Later, when Joshu was away, the monks of the eastern and western halls of Nansen's monastery began to quarrel. There was evidently some rivalry between them, and for the purposes of this story it had crystallized around a cat. Seeing the monks arguing over possession of a cat Nansen held it up and said to them:
If you can say a word of Zen you will save the cat. If not, I will cut it in two. No one could speak, and Nansen killed the cat. That evening when Joshu returned, Nansen told him what had happened. Joshu took off his sandal, placed it on his head, and walked out. 'If you had been there, you would of saved the cat, 'Nansen remarked.
Behind all the argument there is attachment to right and wrong, good and bad, mine and yours and so on. By his action Nansen was asking the monks how such disputes are to be settled.

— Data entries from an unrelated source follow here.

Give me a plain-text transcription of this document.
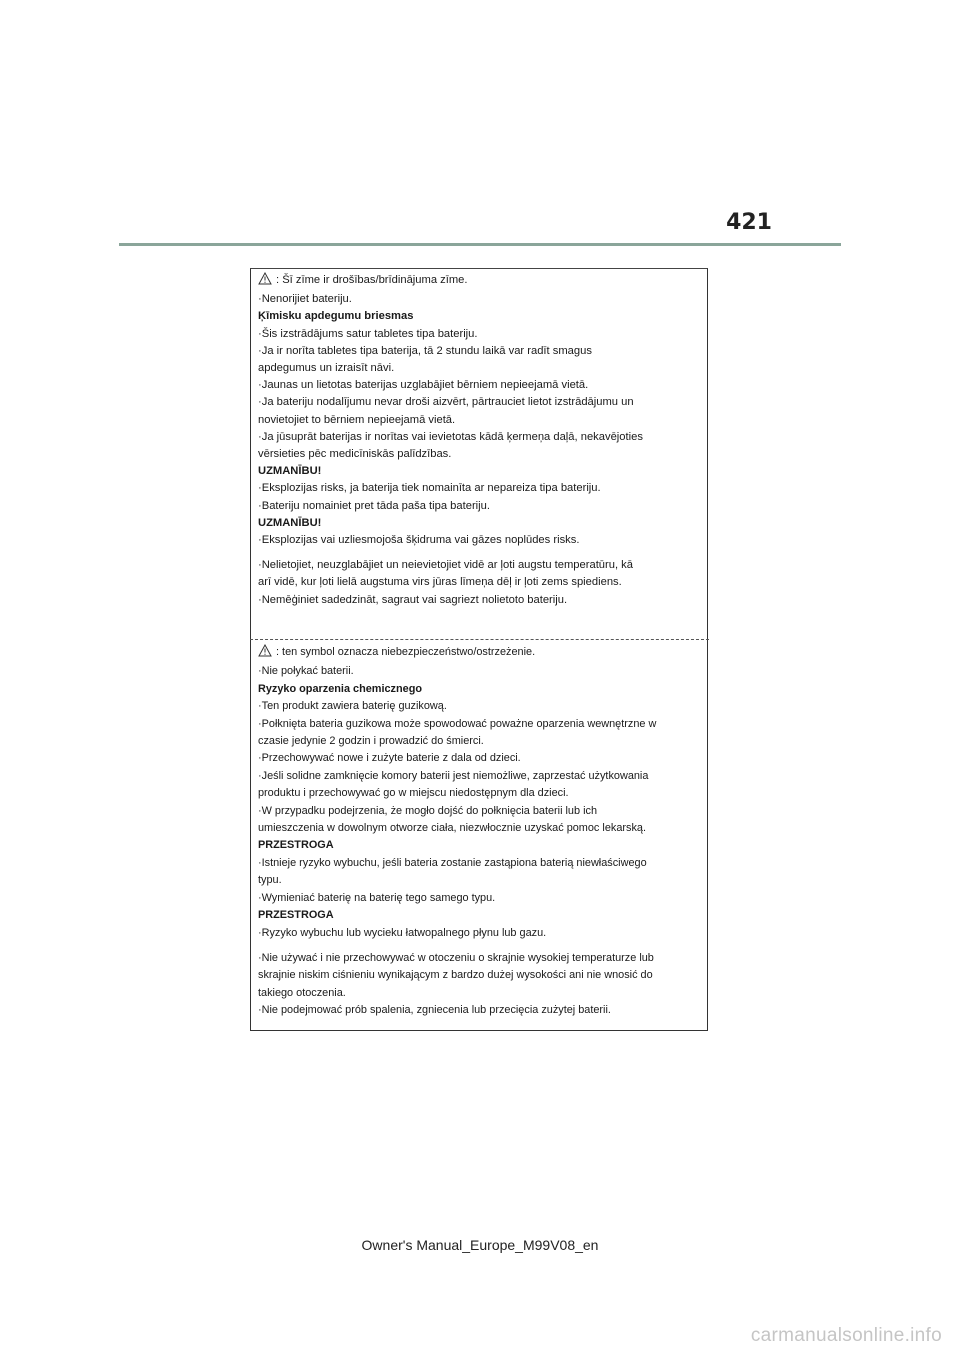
421
: Šī zīme ir drošības/brīdinājuma zīme.
·Nenorijiet bateriju.
Ķīmisku apdegumu briesmas
·Šis izstrādājums satur tabletes tipa bateriju.
·Ja ir norīta tabletes tipa baterija, tā 2 stundu laikā var radīt smagus
apdegumus un izraisīt nāvi.
·Jaunas un lietotas baterijas uzglabājiet bērniem nepieejamā vietā.
·Ja bateriju nodalījumu nevar droši aizvērt, pārtrauciet lietot izstrādājumu un
novietojiet to bērniem nepieejamā vietā.
·Ja jūsuprāt baterijas ir norītas vai ievietotas kādā ķermeņa daļā, nekavējoties
vērsieties pēc medicīniskās palīdzības.
UZMANĪBU!
·Eksplozijas risks, ja baterija tiek nomainīta ar nepareiza tipa bateriju.
·Bateriju nomainiet pret tāda paša tipa bateriju.
UZMANĪBU!
·Eksplozijas vai uzliesmojoša šķidruma vai gāzes noplūdes risks.
·Nelietojiet, neuzglabājiet un neievietojiet vidē ar ļoti augstu temperatūru, kā
arī vidē, kur ļoti lielā augstuma virs jūras līmeņa dēļ ir ļoti zems spiediens.
·Nemēģiniet sadedzināt, sagraut vai sagriezt nolietoto bateriju.
: ten symbol oznacza niebezpieczeństwo/ostrzeżenie.
·Nie połykać baterii.
Ryzyko oparzenia chemicznego
·Ten produkt zawiera baterię guzikową.
·Połknięta bateria guzikowa może spowodować poważne oparzenia wewnętrzne w
czasie jedynie 2 godzin i prowadzić do śmierci.
·Przechowywać nowe i zużyte baterie z dala od dzieci.
·Jeśli solidne zamknięcie komory baterii jest niemożliwe, zaprzestać użytkowania
produktu i przechowywać go w miejscu niedostępnym dla dzieci.
·W przypadku podejrzenia, że mogło dojść do połknięcia baterii lub ich
umieszczenia w dowolnym otworze ciała, niezwłocznie uzyskać pomoc lekarską.
PRZESTROGA
·Istnieje ryzyko wybuchu, jeśli bateria zostanie zastąpiona baterią niewłaściwego
typu.
·Wymieniać baterię na baterię tego samego typu.
PRZESTROGA
·Ryzyko wybuchu lub wycieku łatwopalnego płynu lub gazu.
·Nie używać i nie przechowywać w otoczeniu o skrajnie wysokiej temperaturze lub
skrajnie niskim ciśnieniu wynikającym z bardzo dużej wysokości ani nie wnosić do
takiego otoczenia.
·Nie podejmować prób spalenia, zgniecenia lub przecięcia zużytej baterii.
Owner's Manual_Europe_M99V08_en
carmanualsonline.info
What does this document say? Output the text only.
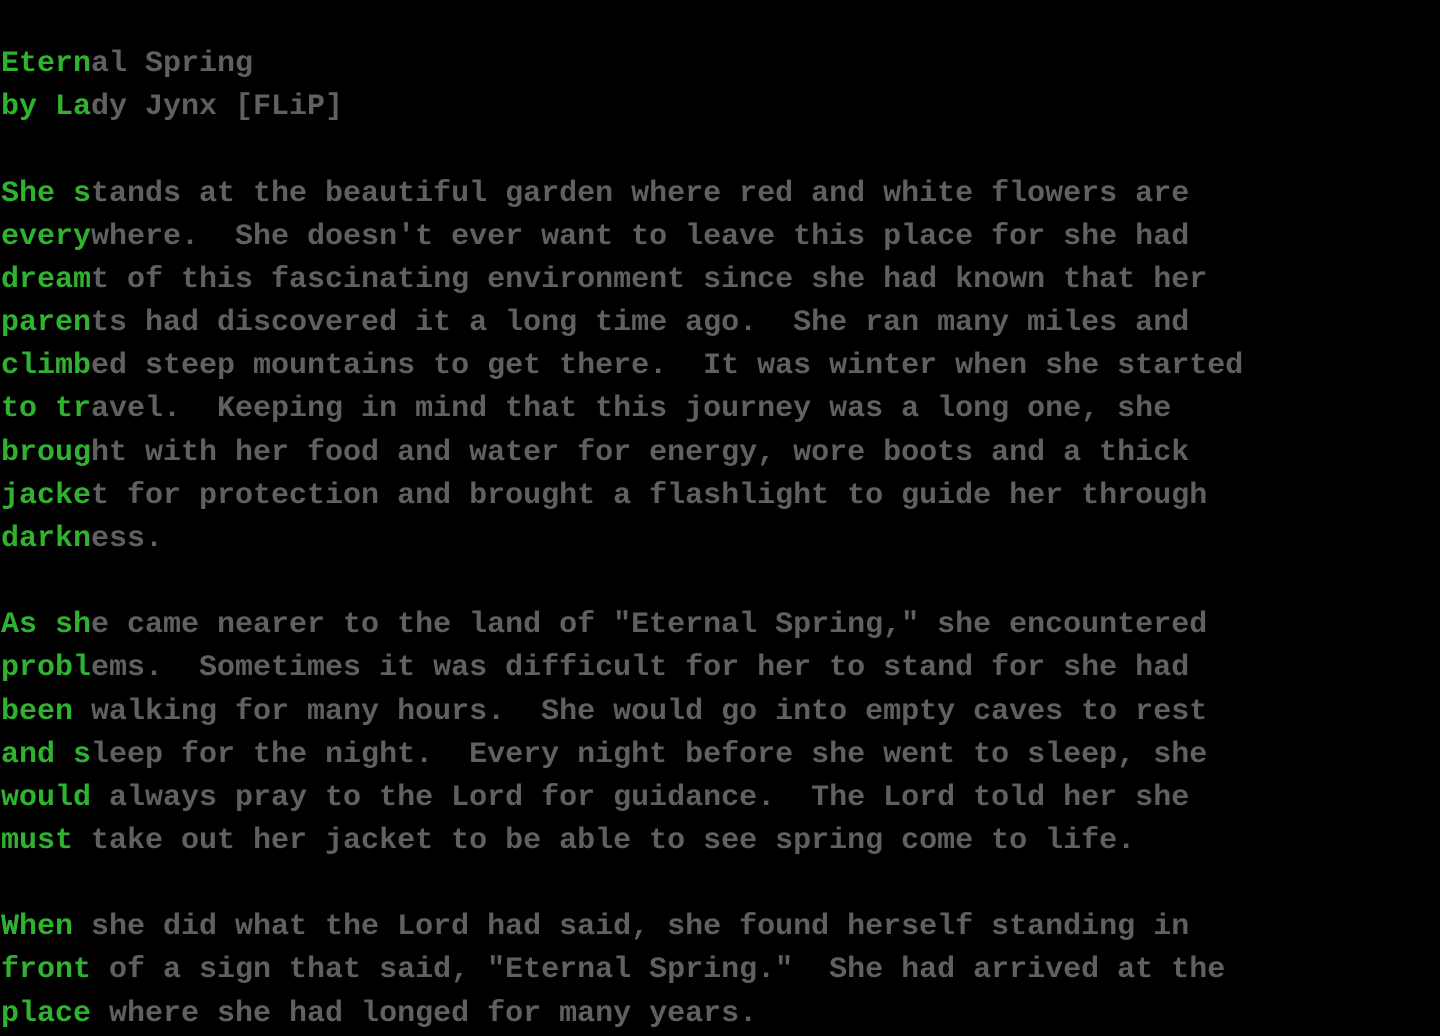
Eternal Spring
by Lady Jynx [FLiP]
She stands at the beautiful garden where red and white flowers are
everywhere.  She doesn't ever want to leave this place for she had
dreamt of this fascinating environment since she had known that her
parents had discovered it a long time ago.  She ran many miles and
climbed steep mountains to get there.  It was winter when she started
to travel.  Keeping in mind that this journey was a long one, she
brought with her food and water for energy, wore boots and a thick
jacket for protection and brought a flashlight to guide her through
darkness.
As she came nearer to the land of "Eternal Spring," she encountered
problems.  Sometimes it was difficult for her to stand for she had
been walking for many hours.  She would go into empty caves to rest
and sleep for the night.  Every night before she went to sleep, she
would always pray to the Lord for guidance.  The Lord told her she
must take out her jacket to be able to see spring come to life.
When she did what the Lord had said, she found herself standing in
front of a sign that said, "Eternal Spring."  She had arrived at the
place where she had longed for many years.
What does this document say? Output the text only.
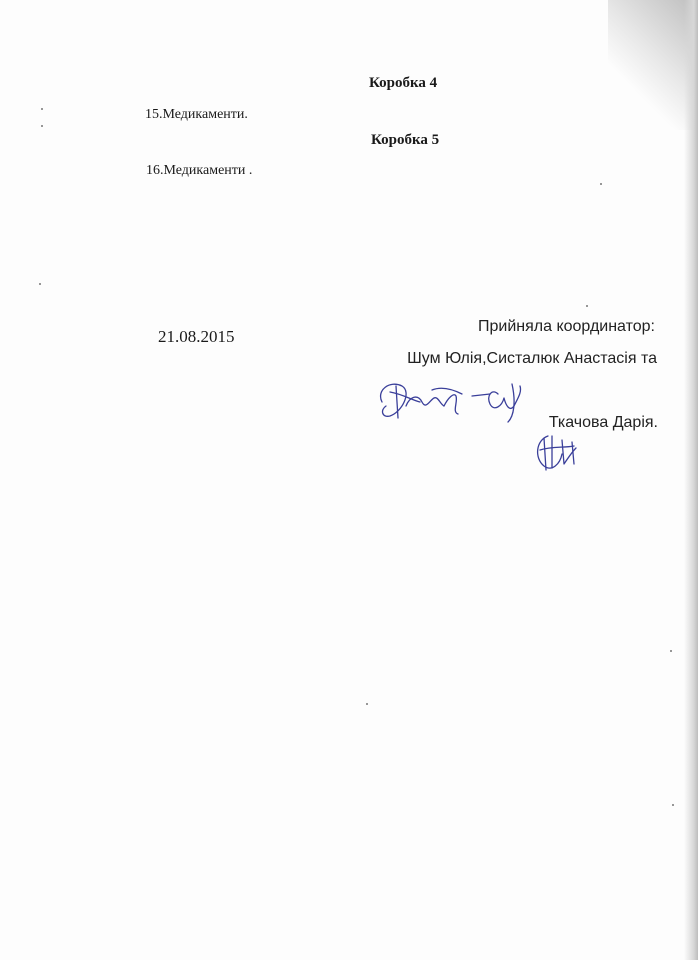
Коробка 4
15.Медикаменти.
Коробка 5
16.Медикаменти .
21.08.2015
Прийняла координатор:
Шум Юлія,Систалюк Анастасія та
Ткачова Дарія.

Dogen Zenji spoke of this story: 'If I were Nansen I should say: " If you answer, I will kill it; if you don't answer, I will kill it." Zen teacher, Katsuki Sekida has said:'If I were the monks I should say, master knows how to cut it into two pieces, but he does not know how to cut it into one piece."
A monk once came to Joshu at breakfast time and said: 'I have just entered
the monastery. Please teach me.'
'Have you eaten your rice porridge yet?' asked Joshu.
'Yes, I have,'replied the monk.
Then you had better wash your bowl,'said Joshu.
According to tradition. Joshu continued to teach until his death at the age of 119. Nyogen senzaki said of him: 'His Zen was as ripe and mellow as old wine. . .He used neither the "big stick" nor the harsh voice of other masters, but the few words he spoke brimmed with Zen.